Per Franz Altheim (studioso di storia delle religioni) l’azione del Phersu di fig. 5 rientra nell’ambito dei giochi funebri in onore del defunto. Rappresentata nella tomba , tale azione ha un valore psicagogico: la collocazione alle spalle di un uomo destinato al sacrificio cruento corrisponderebbe a quella del demone infernale Charun nell’affresco della Tomba François di Vulci (fig.7). Phersu sarebbe stata una sorta di “incarnazione, personificazione” di un dio o di un demone infero e solo col tempo sarebbe decaduto a direttore, o ispettore, di giochi funebri.
Fig 5 – Tomba degli Auguri, parete di destra, Tarquinia 530 a.C. circa.
Fig 6 – Tomba degli Auguri, parete di sinistra, Tarquinia 530 a.C. circa.
Fig 7 – Tomba François, Vulci.
Phersu avrebbe improntato il latino persona, formato come diminutivo femminile a partire dal maschile Phersu (come lacu-na da lacus e lanter-na dal greco lamptér), significando così la “maschera impicciolita” e ridotta a oggetto in luogo dell’intera figura della “Maschera” (Phersu) vivente. Phersu anticiperebbe persona come le maschere-ritratto etrusche (i cd. “canòpi”) anticiperebbero l’imago, ossia la maschera in cera dell’antenato a Roma.
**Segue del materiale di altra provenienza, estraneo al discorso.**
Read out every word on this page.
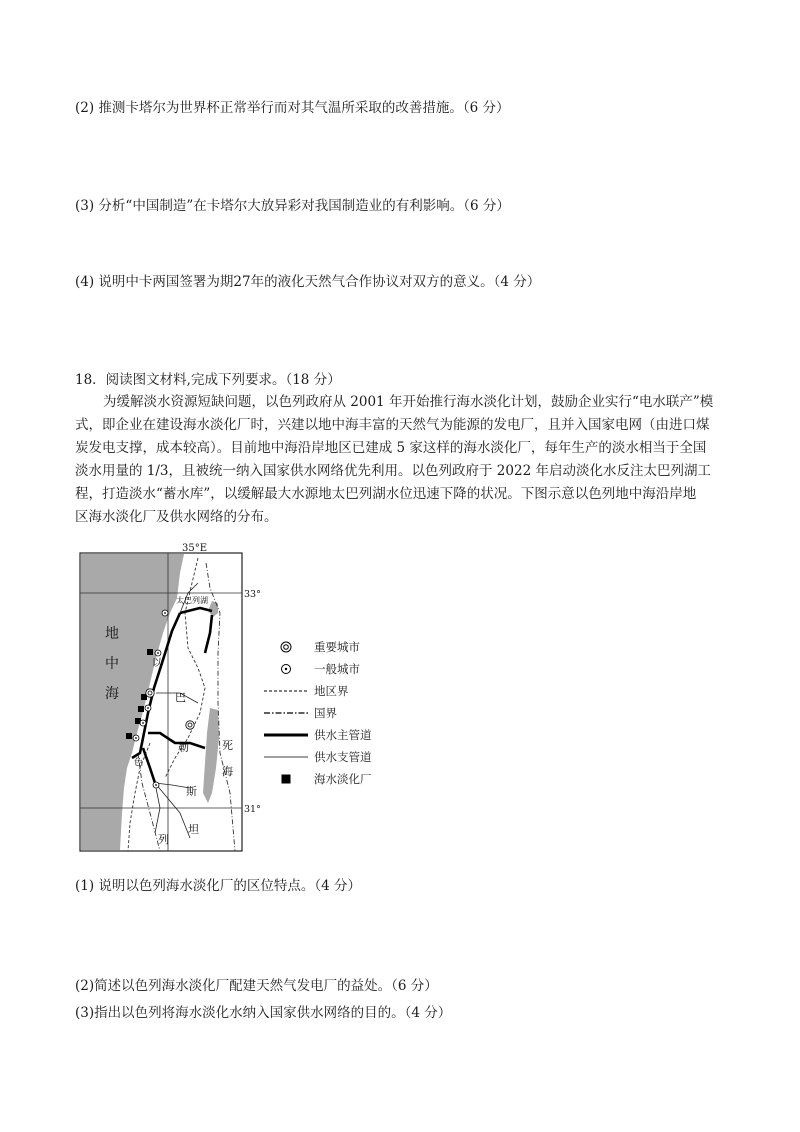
(2) 推测卡塔尔为世界杯正常举行而对其气温所采取的改善措施。（6 分）
(3) 分析“中国制造”在卡塔尔大放异彩对我国制造业的有利影响。（6 分）
(4) 说明中卡两国签署为期27年的液化天然气合作协议对双方的意义。（4 分）
18．阅读图文材料,完成下列要求。（18 分）
为缓解淡水资源短缺问题，以色列政府从 2001 年开始推行海水淡化计划，鼓励企业实行“电水联产”模
式，即企业在建设海水淡化厂时，兴建以地中海丰富的天然气为能源的发电厂，且并入国家电网（由进口煤
炭发电支撑，成本较高）。目前地中海沿岸地区已建成 5 家这样的海水淡化厂，每年生产的淡水相当于全国
淡水用量的 1/3，且被统一纳入国家供水网络优先利用。以色列政府于 2022 年启动淡化水反注太巴列湖工
程，打造淡水“蓄水库”，以缓解最大水源地太巴列湖水位迅速下降的状况。下图示意以色列地中海沿岸地
区海水淡化厂及供水网络的分布。
35°E
33°
31°
地
中
海
太巴列湖
以
巴
勒
斯
坦
死
海
色
列
重要城市
一般城市
地区界
国界
供水主管道
供水支管道
海水淡化厂
(1) 说明以色列海水淡化厂的区位特点。（4 分）
(2)简述以色列海水淡化厂配建天然气发电厂的益处。（6 分）
(3)指出以色列将海水淡化水纳入国家供水网络的目的。（4 分）
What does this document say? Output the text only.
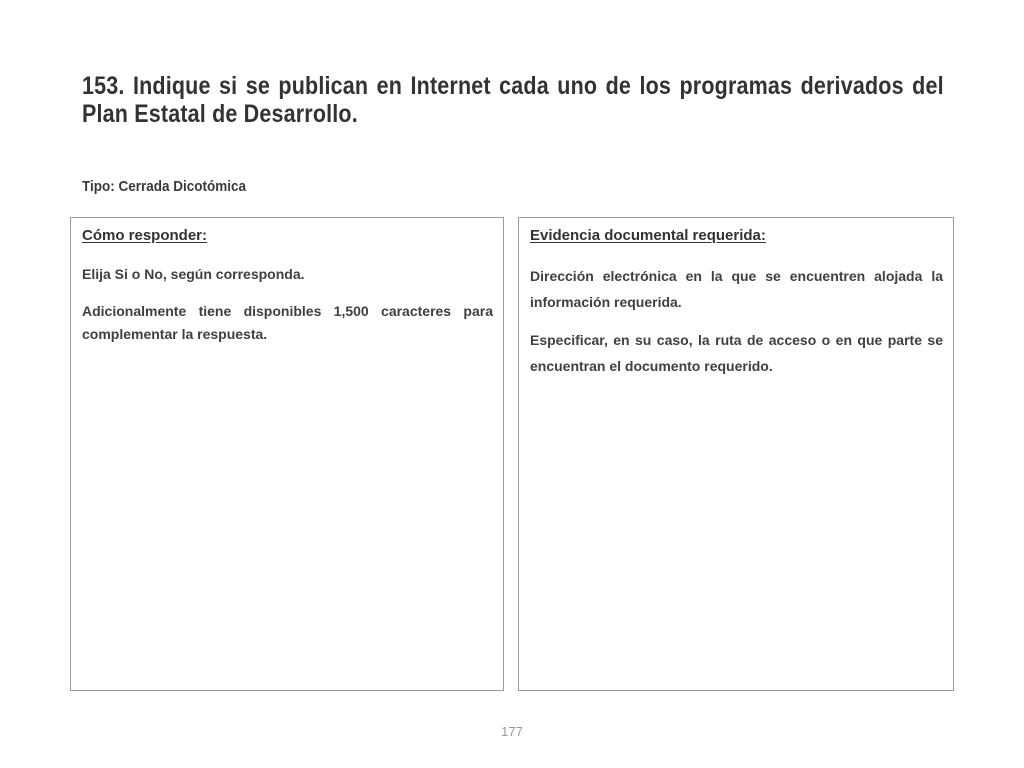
153. Indique si se publican en Internet cada uno de los programas derivados del Plan Estatal de Desarrollo.

Tipo: Cerrada Dicotómica

Cómo responder:

Elija Si o No, según corresponda.

Adicionalmente tiene disponibles 1,500 caracteres para complementar la respuesta.

Evidencia documental requerida:

Dirección electrónica en la que se encuentren alojada la información requerida.

Especificar, en su caso, la ruta de acceso o en que parte se encuentran el documento requerido.

177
Ultimamente però le ipotesi di Altaim sono state in parte scartate per seguire un nuovo orientamento:
1 – Phersu infatti non è necessariamente espressione del mondo infero. Egli non fa le veci di Charun, dal momento che non presiede a sacrifici umani, bansì ad un agone cruento che può concludersi anche con la vittoria del prigioniero in lotta con la belva (e questo può benissimo rientrare nel campo gladiatorio).
È probabile che il gioco non prevedesse come indispensabile la morte dell’uomo ma, piuttosto, lo spargimento di sangue necessario al compimento del rito funebre (difatti l’uomo ha la gola e la testa protetti dall’enorme cappuccio forse anche per evitare che fosse morso in punti vitali). Se così era il Phersu officiava un rito “ordalico” nel quale, in quanto regolatore del gioco, agisce da interprete della volontà divina (ha infatti una corda con cui tiene sia l’uomo che il cane). In questa chiave potrebbero leggersi le somiglianze del suo costume con figure infere, ad esempio la corona di finti capelli con stilizzazione a fiamma che sormonta la maschera avvolgendo il cappello a punta, le orecchie a punta attaccate di lato al cappello e la lunga barba nera. Phersu è un operatore rituale che funge da tramite fra piano divino ed umano.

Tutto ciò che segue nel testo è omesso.